Témoignage de Charles Quin

Pendant ce temps, un mobilisé se déplace sur l'arrière des armées. Le Journal de l'Aisne du 27 octobre 1918 publie sous le titre "Neufchâtel et Craonne" la lettre de monsieur Charles Quin, mobilisé, qui raconte sa visite des 13 et 14 octobre dans les pays envahis :

"Berry-au-Bac n'est plus... il faut s'orienter pour retrouver sa direction dans le dédale, le labyrinthe des tranchées. Il y a des cadavres un peu partout. Jusqu'à la rivière La Miette, inutile de vouloir suivre la route 44 ... C'est un bouleversement incroyable de terre, d'abris, de blockhaus sautés.

Corbeny n'est plus qu'un amas de ruines sans nom, débris de pierres, de briques pilées écrasées de deux à trois mètres de hauteur. La gare a disparu. De la propriété Matra1, j'ai reconnu la moitié de la porte d'entrée qui émerge un peu des décombres... chez moi, j'ai peine à me reconnaître. Des batteries boches ont été là... Un chemin de fer, quelques wagons, un sol bouleversé, un restant de générateur... c'est tout. Plus de bâtiments de maison d'outillage. Plus rien...

A la jonction de la route 44 avec celle d'Aizelle à Craonne, les mines ont creusé un formidable entonnoir d'au moins 30 mètres de diamètre... il est onze heures du soir, je file vers Festieux.

De Corbeny à Festieux, sept entonnoirs immenses creusent la route. En tâtonnant, il faut les contourner. Arrivé à hauteur de Sainte Croix, vers minuit, une formidable explosion suivie d'une deuxième à cinq minutes d'intervalle. Ce sont des mines à retardement qui sautent.

Festieux a relativement peu souffert. J'ai compté onze à douze maisons détruites dans la rue principale. Parmi celles-ci, celle de Monsieur Mortureux, incendiée, celle de Edmond Rouen, atteinte en partie seulement. Sur la boucherie Buvry, inscription allemande "Kantine".

Le château de Monsieur le baron de Tretaigne paraît ne pas avoir trop souffert, cependant une partie de l'aile perpendiculaire au bâtiment principal est recouverte de carton bitumé. L'église et le clocher paraissent intacts. A la jonction de la route de Coucy-lès-Eppes, plusieurs mines ont coupé la route, l'explosion a fait beaucoup de torts aux maisons voisines.

Route de Coucy à Veslud nouvel entonnoir, tout le carrefour a sauté.

Veslud est à peu près intact, mais les maisons n'ont plus ni portes, ni fenêtres, quatre ou cinq maisons brûlées dont celle de Monsieur Roussel père.
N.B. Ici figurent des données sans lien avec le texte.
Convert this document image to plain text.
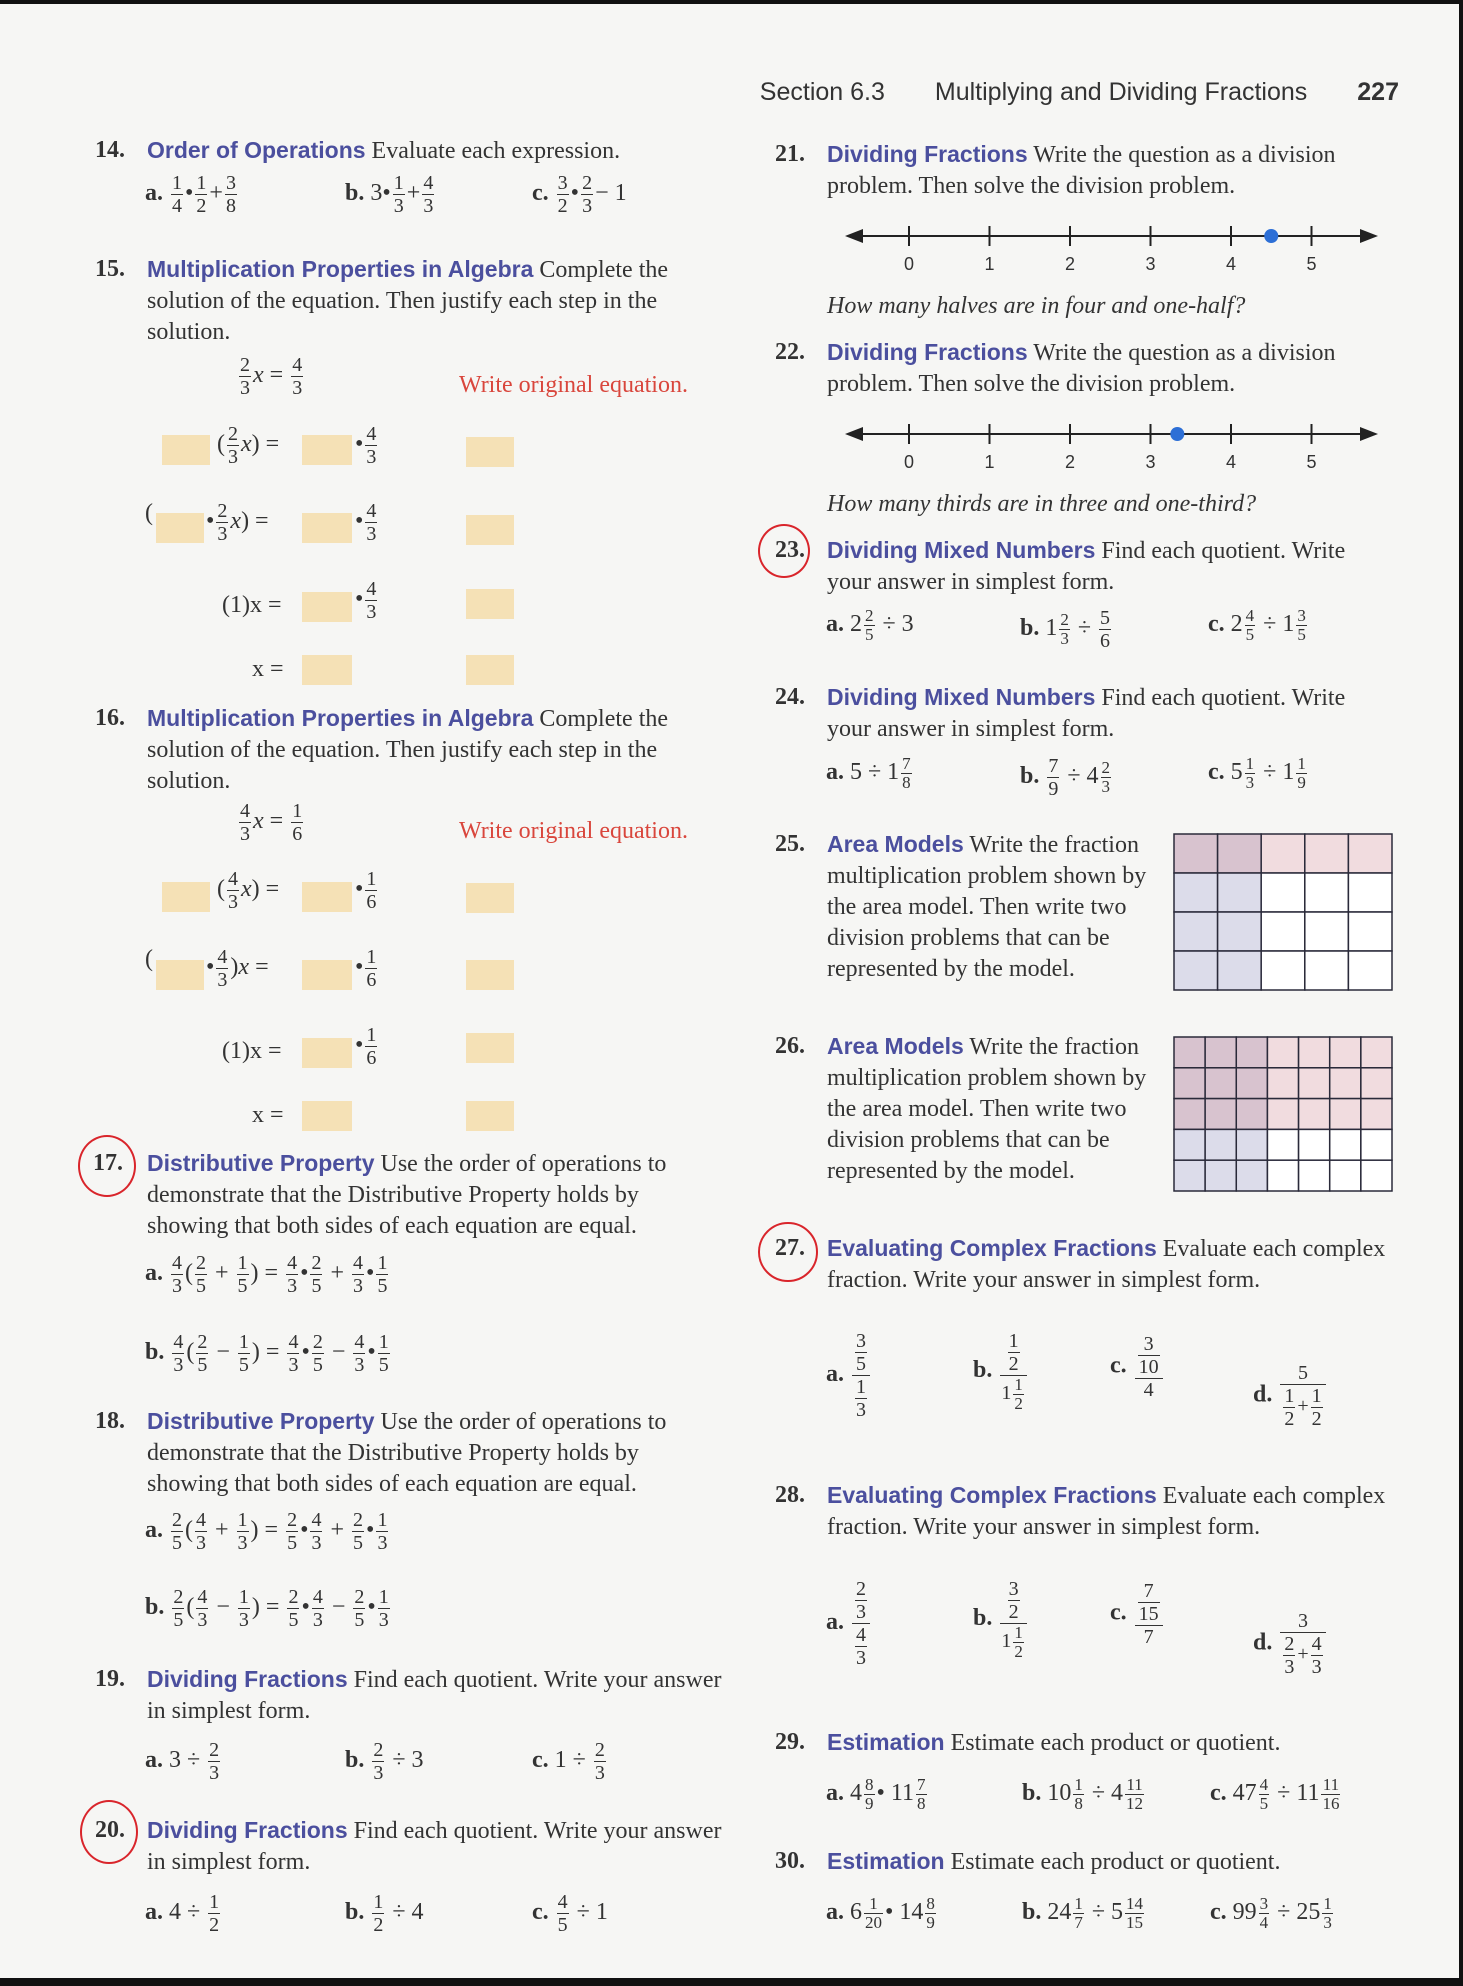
Section 6.3 Multiplying and Dividing Fractions 227
14. Order of Operations Evaluate each expression.
a. $\frac{1}{4}$ • $\frac{1}{2} + \frac{3}{8}$	b. 3• $\frac{1}{3} + \frac{4}{3}$	c. $\frac{3}{2}$ • $\frac{2}{3} - 1$
15. Multiplication Properties in Algebra Complete the solution of the equation. Then justify each step in the solution.
$\frac{2}{3}$ $x = \frac{4}{3}$	Write original equation.
( $\frac{2}{3} x$) =	• $\frac{4}{3}$
( • $\frac{2}{3} x$) =	• $\frac{4}{3}$
(1)x =	• $\frac{4}{3}$
x =
16. Multiplication Properties in Algebra Complete the solution of the equation. Then justify each step in the solution.
$\frac{4}{3}$ $x = \frac{1}{6}$	Write original equation.
( $\frac{4}{3} x$) =	• $\frac{1}{6}$
( • $\frac{4}{3} )x$ =	• $\frac{1}{6}$
(1)x =	• $\frac{1}{6}$
x =
17. Distributive Property Use the order of operations to demonstrate that the Distributive Property holds by showing that both sides of each equation are equal.
a. $\frac{4}{3}$ ( $\frac{2}{5} + \frac{1}{5}$ ) = $\frac{4}{3}$ • $\frac{2}{5} + \frac{4}{3}$ • $\frac{1}{5}$
b. $\frac{4}{3}$ ( $\frac{2}{5} - \frac{1}{5}$ ) = $\frac{4}{3}$ • $\frac{2}{5} - \frac{4}{3}$ • $\frac{1}{5}$
18. Distributive Property Use the order of operations to demonstrate that the Distributive Property holds by showing that both sides of each equation are equal.
a. $\frac{2}{5}$ ( $\frac{4}{3} + \frac{1}{3}$ ) = $\frac{2}{5}$ • $\frac{4}{3} + \frac{2}{5}$ • $\frac{1}{3}$
b. $\frac{2}{5}$ ( $\frac{4}{3} - \frac{1}{3}$ ) = $\frac{2}{5}$ • $\frac{4}{3} - \frac{2}{5}$ • $\frac{1}{3}$
19. Dividing Fractions Find each quotient. Write your answer in simplest form.
a. $3 \div \frac{2}{3}$	b. $\frac{2}{3} \div 3$	c. $1 \div \frac{2}{3}$
20. Dividing Fractions Find each quotient. Write your answer in simplest form.
a. $4 \div \frac{1}{2}$	b. $\frac{1}{2} \div 4$	c. $\frac{4}{5} \div 1$
21. Dividing Fractions Write the question as a division problem. Then solve the division problem.
How many halves are in four and one-half?
22. Dividing Fractions Write the question as a division problem. Then solve the division problem.
How many thirds are in three and one-third?
23. Dividing Mixed Numbers Find each quotient. Write your answer in simplest form.
a. $2 \frac{2}{5} \div 3$	b. $1 \frac{2}{3} \div \frac{5}{6}$	c. $2 \frac{4}{5} \div 1 \frac{3}{5}$
24. Dividing Mixed Numbers Find each quotient. Write your answer in simplest form.
a. $5 \div 1 \frac{7}{8}$	b. $\frac{7}{9} \div 4 \frac{2}{3}$	c. $5 \frac{1}{3} \div 1 \frac{1}{9}$
25. Area Models Write the fraction multiplication problem shown by the area model. Then write two division problems that can be represented by the model.
26. Area Models Write the fraction multiplication problem shown by the area model. Then write two division problems that can be represented by the model.
27. Evaluating Complex Fractions Evaluate each complex fraction. Write your answer in simplest form.
a. $\frac{\frac{3}{5}}{\frac{1}{3}}$	b. $\frac{\frac{1}{2}}{1 \frac{1}{2}}$	c. $\frac{\frac{3}{10}}{4}$	d. $\frac{5}{\frac{1}{2} + \frac{1}{2}}$
28. Evaluating Complex Fractions Evaluate each complex fraction. Write your answer in simplest form.
a. $\frac{\frac{2}{3}}{\frac{4}{3}}$	b. $\frac{\frac{3}{2}}{1 \frac{1}{2}}$	c. $\frac{\frac{7}{15}}{7}$	d. $\frac{3}{\frac{2}{3} + \frac{4}{3}}$
29. Estimation Estimate each product or quotient.
a. $4 \frac{8}{9}$ • $11 \frac{7}{8}$	b. $10 \frac{1}{8} \div 4 \frac{11}{12}$	c. $47 \frac{4}{5} \div 11 \frac{11}{16}$
30. Estimation Estimate each product or quotient.
a. $6 \frac{1}{20}$ • $14 \frac{8}{9}$	b. $24 \frac{1}{7} \div 5 \frac{14}{15}$	c. $99 \frac{3}{4} \div 25 \frac{1}{3}$
0	1	2	3	4	5
0	1	2	3	4	5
Le pays peut facilement être habité. De là, je file .... toujours à pied, jusqu'à Eppes mon pays natal.

Tout y est à peu près intact, mais par exemple, comme à Veslud d'ailleurs, çà sent le boche. Une grosse mine qui a coupé la route vers Laon, à la sortie du village, a quelque peu atteint les toitures proches, mais le dommage est facilement réparable.

Comme à Veslud et à Festieux, le retour immédiat des habitants est possible... D'Eppes, j'entends le tir de quelques fusants boches destinés à nos saucisses... De la direction de Laon et d'Athies, arrivent des sonneries de clairons et des roulements de tambours. Que ce tintamarre me semble joyeux.

A mon retour en plein jour cette fois je vois Aubigny et sainte croix. Ces deux communes ont beaucoup souffert, mais ne sont pas écrasées comme Corbeny et Craonne. Le Gros Saint-Jean est à peu près détruit. Le petit Saint-Jean l'est entièrement. Partout et toujours des tombes, des trous d'obus des cadavres...".